Another look at how this works
It’s been a good summer break, but it’s time to maybe produce some more blog content for you all. In this one I will dive a little bit into our approach to producing the ranking indicator, because I know it’s a difficult concept for many to get their head around.
First of all, the rank indicator doesn’t try to capture or indicate much about the price direction of any company we analyze. Instead, it’s all about finding relative strength between companies.
So what is relative strength between companies anyway, and how do we gain from it?
Imagine two companies, company A and company B. They are both well established and mature companies, publicly traded on the US stock market. Company A is experiencing good growth and is represented by a solid management team. Company B on the other hand is in a weaker position, with management turmoil and their cash cow isn’t what it once was.
We could say that company A is in a better place with a brighter future outlook than company B.
There are a few methods of determining this. We can get ahold of all forms of fundamental data on both of them and do our due diligence based on this. We would form a personal opinion based on this information and invest accordingly.
When forming this personal opinion it’s also important to incorporate what we think the market overall believes, as we are too small as a single actor to materially impact the price direction of the stock on these companies. We will not via our investments drastically tilt the supply and demand balance of these companies.
So, if our opinion is contrary and remains contrary to what the rest of the market believes about company A and B, we might not end up making a killing. Instead, the opinion we formed from fundamental data might turn out to be incorrect.
This is all part of the risk of investing of course, and there’s nothing wrong with going down this approach. However, it is not how we calculate our rank values.
Instead of analyzing fundamental data directly, we extract and analyze the conclusions made by investors. We indirectly make our conclusion off of how the market reacts to all the various companies we analyze. This is based on a completely automated and mathematical process, using in-house developed statistical models. You could maybe say we outsource our fundamental analysis by looking at how investors conclude on their own, through their market actions.
No matter your approach to determining what a good investment might be, markets go up or down for many reasons. So even if you pick a winner, it doesn’t need to imply that the price of that company goes up of course. But, if you pick winners, you would still expect them to perform better overall. So if prices go up in general, you’d expect your winner pick to go up more. And if prices go down in general, you’d expect your winner pick to go down less than the overall market. This is because all companies have a lot of the same exposures to the economy as everyone else.

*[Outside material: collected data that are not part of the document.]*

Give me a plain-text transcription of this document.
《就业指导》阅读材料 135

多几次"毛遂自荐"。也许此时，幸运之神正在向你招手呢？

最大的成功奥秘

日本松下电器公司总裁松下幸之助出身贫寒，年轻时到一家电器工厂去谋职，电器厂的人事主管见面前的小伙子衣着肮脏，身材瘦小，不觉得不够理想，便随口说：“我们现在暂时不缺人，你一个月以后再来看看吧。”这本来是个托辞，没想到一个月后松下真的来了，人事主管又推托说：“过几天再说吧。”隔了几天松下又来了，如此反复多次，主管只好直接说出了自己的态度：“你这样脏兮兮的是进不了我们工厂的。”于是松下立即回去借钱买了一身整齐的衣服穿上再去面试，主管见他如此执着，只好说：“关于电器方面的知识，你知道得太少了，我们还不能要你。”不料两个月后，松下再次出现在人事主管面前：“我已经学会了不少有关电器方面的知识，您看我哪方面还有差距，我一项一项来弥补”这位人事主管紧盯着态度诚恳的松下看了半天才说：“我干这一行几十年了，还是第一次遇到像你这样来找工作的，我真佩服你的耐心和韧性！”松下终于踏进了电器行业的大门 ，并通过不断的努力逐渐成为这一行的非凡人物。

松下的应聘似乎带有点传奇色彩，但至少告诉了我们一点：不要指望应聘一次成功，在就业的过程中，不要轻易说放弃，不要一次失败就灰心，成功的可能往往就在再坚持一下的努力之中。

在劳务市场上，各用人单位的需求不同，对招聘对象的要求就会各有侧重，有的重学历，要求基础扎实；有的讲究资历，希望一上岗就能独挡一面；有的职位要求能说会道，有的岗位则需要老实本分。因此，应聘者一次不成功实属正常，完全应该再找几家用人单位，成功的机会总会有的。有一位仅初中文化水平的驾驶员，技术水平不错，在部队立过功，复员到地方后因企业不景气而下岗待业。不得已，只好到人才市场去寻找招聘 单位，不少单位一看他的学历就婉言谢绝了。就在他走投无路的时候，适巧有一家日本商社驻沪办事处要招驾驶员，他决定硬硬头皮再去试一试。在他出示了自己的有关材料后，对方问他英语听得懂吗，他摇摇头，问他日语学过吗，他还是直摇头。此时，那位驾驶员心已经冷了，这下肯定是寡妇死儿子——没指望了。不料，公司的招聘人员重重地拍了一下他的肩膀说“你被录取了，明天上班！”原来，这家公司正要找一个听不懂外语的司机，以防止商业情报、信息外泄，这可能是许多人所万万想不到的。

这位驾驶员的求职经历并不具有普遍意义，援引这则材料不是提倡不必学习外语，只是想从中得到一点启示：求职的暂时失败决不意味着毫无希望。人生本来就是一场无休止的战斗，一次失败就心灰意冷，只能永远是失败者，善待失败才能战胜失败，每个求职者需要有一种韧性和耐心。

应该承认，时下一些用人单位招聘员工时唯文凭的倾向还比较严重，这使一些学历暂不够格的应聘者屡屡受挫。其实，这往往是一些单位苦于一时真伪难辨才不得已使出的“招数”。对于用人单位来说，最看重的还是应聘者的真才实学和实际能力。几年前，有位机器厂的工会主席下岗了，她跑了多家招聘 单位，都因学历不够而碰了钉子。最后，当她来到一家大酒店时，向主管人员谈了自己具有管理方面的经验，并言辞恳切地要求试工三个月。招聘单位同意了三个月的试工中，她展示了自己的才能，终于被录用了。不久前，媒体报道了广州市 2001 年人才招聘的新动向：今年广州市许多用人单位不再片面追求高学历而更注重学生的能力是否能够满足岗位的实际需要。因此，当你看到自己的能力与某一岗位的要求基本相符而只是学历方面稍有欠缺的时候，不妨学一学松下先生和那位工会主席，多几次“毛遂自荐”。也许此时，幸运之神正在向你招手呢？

This is how you should thing about the rank indicator as well. A higher rank is indicating a better potential, and our forward looking estimates tell what we think this rank will be going forward in time. Keep in mind however, that if a company ranks too high, in the top 10 range (indicated with a fire icon), we’re in the too hot territory, which indicates unreasonable expectations. These are dangerous picks, so we stick to the next 10, indicated with a thumbs up icon, as these still have some runway available.
This is how we select our winners. And while we keep doing that right, we can expect to outperform the market.